Me quedo ensimismado mirando las brasas relampaguear, los leños ardiendo, las llamas cambiando de forma caprichosamente. El hogar. El centro de la vida.
Cada día nos pegamos al fuego. Compartimos con los nepalíes horas de silencio. De contemplación. De beber té y comer dahl baht. A partir de Yamphudim hace frío y llovizna. Después nevará. Hemos ido dejando atrás la vida agrícola y nos internamos en los bosques de rododendros. El paisaje se vuelve cada vez más agreste. Impone y sobrecoge ver la furia de los torrentes abriéndose paso por las laderas. Las brechas abiertas por los deslizamientos.
Llegamos a la cabañita del collado ateridos de frío y envueltos en una niebla que nos ha calado.

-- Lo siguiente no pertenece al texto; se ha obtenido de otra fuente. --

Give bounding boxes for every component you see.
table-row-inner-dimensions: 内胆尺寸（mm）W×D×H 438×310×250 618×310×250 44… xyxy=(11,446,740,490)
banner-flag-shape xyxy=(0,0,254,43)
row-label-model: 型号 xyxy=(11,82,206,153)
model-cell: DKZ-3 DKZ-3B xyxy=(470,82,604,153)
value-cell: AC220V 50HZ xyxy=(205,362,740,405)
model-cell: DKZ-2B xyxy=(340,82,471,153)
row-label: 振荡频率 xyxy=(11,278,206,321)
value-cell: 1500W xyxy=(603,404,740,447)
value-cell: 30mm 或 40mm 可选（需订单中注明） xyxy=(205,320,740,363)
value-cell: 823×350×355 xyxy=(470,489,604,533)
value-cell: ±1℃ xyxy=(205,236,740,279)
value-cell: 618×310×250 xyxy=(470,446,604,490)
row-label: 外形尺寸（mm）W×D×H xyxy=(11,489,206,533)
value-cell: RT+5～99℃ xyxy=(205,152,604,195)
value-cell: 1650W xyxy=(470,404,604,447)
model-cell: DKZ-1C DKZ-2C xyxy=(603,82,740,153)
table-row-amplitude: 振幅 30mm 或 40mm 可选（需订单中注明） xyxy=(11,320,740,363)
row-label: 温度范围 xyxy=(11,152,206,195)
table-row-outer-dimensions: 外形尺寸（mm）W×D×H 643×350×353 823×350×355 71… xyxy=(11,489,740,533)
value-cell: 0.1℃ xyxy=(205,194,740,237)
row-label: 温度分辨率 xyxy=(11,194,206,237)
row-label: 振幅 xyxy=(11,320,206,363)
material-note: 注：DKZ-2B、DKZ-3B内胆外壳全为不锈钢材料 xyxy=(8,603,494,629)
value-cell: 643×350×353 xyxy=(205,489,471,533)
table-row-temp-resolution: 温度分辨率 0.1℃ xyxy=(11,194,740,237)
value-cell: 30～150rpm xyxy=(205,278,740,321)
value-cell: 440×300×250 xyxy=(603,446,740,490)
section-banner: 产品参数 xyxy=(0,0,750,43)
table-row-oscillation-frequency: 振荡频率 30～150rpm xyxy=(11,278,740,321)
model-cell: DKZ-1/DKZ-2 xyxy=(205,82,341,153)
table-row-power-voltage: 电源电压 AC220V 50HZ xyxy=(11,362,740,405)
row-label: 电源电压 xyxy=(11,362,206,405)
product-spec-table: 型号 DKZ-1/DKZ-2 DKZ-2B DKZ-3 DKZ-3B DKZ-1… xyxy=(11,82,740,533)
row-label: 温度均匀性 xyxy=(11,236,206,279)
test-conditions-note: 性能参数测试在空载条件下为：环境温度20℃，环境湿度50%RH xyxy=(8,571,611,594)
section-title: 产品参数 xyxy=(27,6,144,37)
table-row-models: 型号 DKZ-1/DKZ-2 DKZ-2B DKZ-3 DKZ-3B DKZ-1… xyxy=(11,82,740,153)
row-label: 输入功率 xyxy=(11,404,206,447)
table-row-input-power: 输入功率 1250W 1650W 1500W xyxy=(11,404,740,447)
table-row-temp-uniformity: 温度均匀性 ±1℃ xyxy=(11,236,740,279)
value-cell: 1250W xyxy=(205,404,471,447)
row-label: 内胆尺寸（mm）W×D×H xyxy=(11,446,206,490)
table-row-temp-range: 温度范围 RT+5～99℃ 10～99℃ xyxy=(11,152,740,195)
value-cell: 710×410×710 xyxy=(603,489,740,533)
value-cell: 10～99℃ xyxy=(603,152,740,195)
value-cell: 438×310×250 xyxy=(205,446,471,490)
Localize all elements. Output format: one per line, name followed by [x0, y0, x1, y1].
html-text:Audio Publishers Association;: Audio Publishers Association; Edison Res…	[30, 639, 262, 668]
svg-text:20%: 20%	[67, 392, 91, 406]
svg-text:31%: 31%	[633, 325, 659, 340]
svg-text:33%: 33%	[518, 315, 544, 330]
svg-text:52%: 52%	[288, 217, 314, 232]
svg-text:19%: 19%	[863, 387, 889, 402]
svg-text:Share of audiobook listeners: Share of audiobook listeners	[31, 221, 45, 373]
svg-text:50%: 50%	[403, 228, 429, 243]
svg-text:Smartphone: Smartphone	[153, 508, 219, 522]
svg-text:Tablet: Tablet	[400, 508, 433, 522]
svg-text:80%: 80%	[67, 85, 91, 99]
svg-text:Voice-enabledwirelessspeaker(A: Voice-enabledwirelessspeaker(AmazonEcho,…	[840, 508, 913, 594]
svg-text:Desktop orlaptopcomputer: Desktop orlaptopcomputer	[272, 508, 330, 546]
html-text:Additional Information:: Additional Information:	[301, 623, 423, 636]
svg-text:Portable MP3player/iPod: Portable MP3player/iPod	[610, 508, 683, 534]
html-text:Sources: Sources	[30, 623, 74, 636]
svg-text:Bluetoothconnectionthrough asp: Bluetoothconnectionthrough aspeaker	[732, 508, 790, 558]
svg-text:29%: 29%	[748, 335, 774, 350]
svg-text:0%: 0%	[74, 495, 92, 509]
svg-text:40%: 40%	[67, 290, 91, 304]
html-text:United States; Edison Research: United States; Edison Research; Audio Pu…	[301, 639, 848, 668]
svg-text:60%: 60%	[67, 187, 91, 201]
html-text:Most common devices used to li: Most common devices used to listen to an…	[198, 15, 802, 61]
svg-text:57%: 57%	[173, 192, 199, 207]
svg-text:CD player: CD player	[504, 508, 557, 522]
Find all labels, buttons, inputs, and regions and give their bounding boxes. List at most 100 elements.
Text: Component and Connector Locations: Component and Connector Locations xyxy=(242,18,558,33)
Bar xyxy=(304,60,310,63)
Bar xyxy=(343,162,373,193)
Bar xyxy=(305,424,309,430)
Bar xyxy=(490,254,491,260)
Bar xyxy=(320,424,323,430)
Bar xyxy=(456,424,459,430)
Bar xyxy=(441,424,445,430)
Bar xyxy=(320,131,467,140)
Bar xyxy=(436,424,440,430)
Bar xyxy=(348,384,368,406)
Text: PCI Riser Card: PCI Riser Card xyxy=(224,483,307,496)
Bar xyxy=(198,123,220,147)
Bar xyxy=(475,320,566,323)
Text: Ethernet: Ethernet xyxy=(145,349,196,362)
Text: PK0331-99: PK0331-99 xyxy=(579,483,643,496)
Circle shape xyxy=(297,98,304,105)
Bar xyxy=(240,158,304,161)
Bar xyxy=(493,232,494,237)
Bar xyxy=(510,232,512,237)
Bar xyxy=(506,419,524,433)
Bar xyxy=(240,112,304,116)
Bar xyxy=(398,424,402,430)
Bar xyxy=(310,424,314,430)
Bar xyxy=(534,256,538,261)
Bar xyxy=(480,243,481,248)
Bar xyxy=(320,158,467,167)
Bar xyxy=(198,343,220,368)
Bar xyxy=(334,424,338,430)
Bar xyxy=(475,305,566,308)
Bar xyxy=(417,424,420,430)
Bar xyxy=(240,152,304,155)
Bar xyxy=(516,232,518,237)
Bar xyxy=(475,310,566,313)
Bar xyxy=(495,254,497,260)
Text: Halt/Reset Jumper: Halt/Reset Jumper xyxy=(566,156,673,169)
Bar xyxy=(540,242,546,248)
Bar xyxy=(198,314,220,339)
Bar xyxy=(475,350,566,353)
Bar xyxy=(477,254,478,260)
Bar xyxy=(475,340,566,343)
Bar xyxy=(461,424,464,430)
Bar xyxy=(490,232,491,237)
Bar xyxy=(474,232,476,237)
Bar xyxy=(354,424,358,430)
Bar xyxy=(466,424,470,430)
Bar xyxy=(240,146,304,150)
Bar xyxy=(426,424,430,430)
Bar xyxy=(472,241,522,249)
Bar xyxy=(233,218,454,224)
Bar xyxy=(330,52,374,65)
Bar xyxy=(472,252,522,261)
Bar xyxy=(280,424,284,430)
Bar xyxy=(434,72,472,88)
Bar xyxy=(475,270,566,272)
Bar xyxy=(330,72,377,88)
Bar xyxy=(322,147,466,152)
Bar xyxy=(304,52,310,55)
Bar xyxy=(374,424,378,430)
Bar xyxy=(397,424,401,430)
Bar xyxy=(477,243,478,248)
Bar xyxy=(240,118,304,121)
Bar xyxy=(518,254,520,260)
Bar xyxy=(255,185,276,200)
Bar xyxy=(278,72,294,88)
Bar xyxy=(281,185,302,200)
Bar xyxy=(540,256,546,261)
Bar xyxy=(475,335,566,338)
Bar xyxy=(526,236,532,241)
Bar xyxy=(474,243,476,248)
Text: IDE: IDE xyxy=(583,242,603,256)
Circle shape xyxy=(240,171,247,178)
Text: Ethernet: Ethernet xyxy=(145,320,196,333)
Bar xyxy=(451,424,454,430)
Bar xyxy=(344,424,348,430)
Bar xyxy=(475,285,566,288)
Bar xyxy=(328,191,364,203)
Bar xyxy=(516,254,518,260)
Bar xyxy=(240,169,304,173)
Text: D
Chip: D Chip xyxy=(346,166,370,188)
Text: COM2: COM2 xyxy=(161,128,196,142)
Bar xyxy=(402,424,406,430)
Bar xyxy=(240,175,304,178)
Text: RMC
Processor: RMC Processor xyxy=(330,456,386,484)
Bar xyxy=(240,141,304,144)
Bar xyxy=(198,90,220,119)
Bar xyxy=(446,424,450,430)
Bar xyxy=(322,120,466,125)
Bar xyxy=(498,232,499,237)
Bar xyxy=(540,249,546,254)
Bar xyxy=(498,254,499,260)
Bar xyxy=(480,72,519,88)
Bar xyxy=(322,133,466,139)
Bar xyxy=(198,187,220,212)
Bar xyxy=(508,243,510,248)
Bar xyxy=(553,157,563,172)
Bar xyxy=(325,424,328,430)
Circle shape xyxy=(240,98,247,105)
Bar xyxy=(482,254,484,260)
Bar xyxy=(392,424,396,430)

Tablones húmedos. El techo humeante. Dejamos la mochila en el suelo, nos sacudimos el agua y tras saludar nos acercamos al fuego. Enseguida nos dejan sitio.
Cabaña entre Yamphudim y Tortong
El hombre que regenta el negocio ordena a su ayudante –que es su hijo- darnos una taza de agua caliente. Siempre hay agua caliente. Igual que siempre late el corazón o respiramos, el santo y seña de estas precarias cabañas de madera es la lumbre y un ollón de agua caliente encima.
Acercamos las manos. Queremos secarnos los guantes. El gorro. Las botas. Queremos vivir dentro del fuego. La conversación entre los nepalíes se reactiva una vez que hemos sido atendidos. Nuestros porteadores se unen a la charla. Imagino que darán cuenta de la jornada. Y de lo que queda. Se aprovechan estos encuentros para intercambiar información sobre el estado del camino, o el tiempo que hace arriba. Contando historias alrededor del fuego: eso es lo que nos hizo humanos.
A mis manos llegan unos noodles. Los porteadores y el guía optan por el dahl baht. Todos los días dahl baht. Para comer y para cenar. Rebañan con la mano el arroz que mezclan con la sopilla de lentejas y lo que haya por ahí: espinacas hervidas, algo de carne de yak, alguna salsa picante. A nosotros nos dan un tenedor. Saben de nuestra incapacidad.
El humo perenne tizna el interior de la cabaña. Y la ropa de los que pasan horas allí dentro. La nuestra olerá a humo durante meses. Alguien echa un leño y reacomoda los demás. Mueve las brasas. Las pavesas saltan enfurecidas. Hablamos con el guía. Y el guía con los porteadores y con el dueño. Son charlas ligeras adornadas de señas. Me cuesta muy poco mirar cómo arde la madera. Y no pensar absolutamente en nada.
Llega gente. La lluvia arrecia y están calados. Se quitan el impermeable, la mochila. Ves los rostros fatigados. Esas respiraciones que parecen suspiros. Vengas de donde vengas tienes que estar cansado. Son dos subidas duras las que llevan al collado. Les hacemos un sitio alrededor del fuego. Se les provee de una bebida caliente. Se les prepara la comida. Cuentan sus percances. Se interesan por los nuestros. Es un diálogo estereotipado pero necesario. Se vuelven a activar las historias y los relatos. Un murmullo interrumpido por el chasquido de un leño. O el chorro de vapor de las ollas a presión. Los nuevos comensales ya forman parte del comité de bienvenida de los siguientes que aparezcan por ahí.
En Tseram, esperando a que pare de llover
Pasamos muchas horas junto al fuego. Las noches son largas. La compañía muchas veces buena. Los dormitorios son lugares fríos y oscuros donde lo único que se puede hacer es estar dentro del saco. Se habla despacio por no agotar los temas.
Coincidimos con otros turistas. La edad media es alta. Muchos jubilados que disponen de tiempo y algunos ahorros se dedican a pasear por estas montañas. Resulta una bocanada de aire fresco. Las conversaciones con nuestro guía y los habitantes de este lugar se limitan a un vocabulario exiguo. Cosas como Good? Good. Y después una sonrisa.
Poco a poco nos vamos dando cuenta de que solo hay tres cosas importantes, solo tres: calentarse, comer y caminar.